Notes on the nomenclature, characteristics, status, and biology of Field Thesium, Thésium des Champs (Thesium ramosum Hayne; Thesiaceae/Santalaceae), a potentially serious invasive plant in Alberta
Keywords:Thesium ramosum, Thesium arvense, Thesiaceae, Santalaceae, vascular plant, invasive hemiparasite, Alberta, Calgary, Fish Creek Provincial Park, identification, distribution
Field Thesium (Thesium ramosum Hayne; Thesiaceae/Santalaceae) is an alien species in Canada, previously misidentified as Thesium arvense Horvátovszky or Flaxleaf (Thesium linophyllon L.). It is a hemiparasitic herb characterized by its many 25–50 cm long aerial stems that grow indeterminately from a caudex. Its narrow leaves extend along each aerial stem from their base into the paniculate inflorescence. The flowers are white, 4–5 mm wide, with five corolla lobes; they are perfect and occur singly, subtended by a three-parted bract at the tip of a narrow pedicel, with 60–90 such flowers along each inflorescence. Its roots develop profuse haustoria that attach to host plant roots. Thesium ramosum is compared to the related native genera, Comandra and Geocaulon (placed in Comandraceae or Santalaceae), which share features but differ by having determinate growth and being unbranched. Thesium ramosum is widespread from western Europe to western China, but in North America it is known from only three western states and Alberta, where it has established in Fish Creek Provincial Park and elsewhere in Calgary.
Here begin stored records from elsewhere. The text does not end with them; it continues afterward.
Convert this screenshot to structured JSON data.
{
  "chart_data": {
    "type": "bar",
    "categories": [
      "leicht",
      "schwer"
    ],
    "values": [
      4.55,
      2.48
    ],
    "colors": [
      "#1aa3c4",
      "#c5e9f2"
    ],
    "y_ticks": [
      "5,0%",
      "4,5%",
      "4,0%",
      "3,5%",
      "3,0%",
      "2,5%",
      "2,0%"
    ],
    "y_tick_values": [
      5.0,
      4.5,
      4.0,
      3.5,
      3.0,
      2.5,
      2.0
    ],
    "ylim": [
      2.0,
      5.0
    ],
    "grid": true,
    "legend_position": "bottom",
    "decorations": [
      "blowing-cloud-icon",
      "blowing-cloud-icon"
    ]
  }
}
Worldwide, many species in the genus Thesium are notable invasives and T. ramosum has the potential to be a high risk invasive in North America. Observations in the park show that it can spread rapidly and parasitize many host species. It does not have federal or provincial control status in Canada, but because it is parasitic and has potential to become widespread, it is regulated in the USA by the United States Department of Agriculture.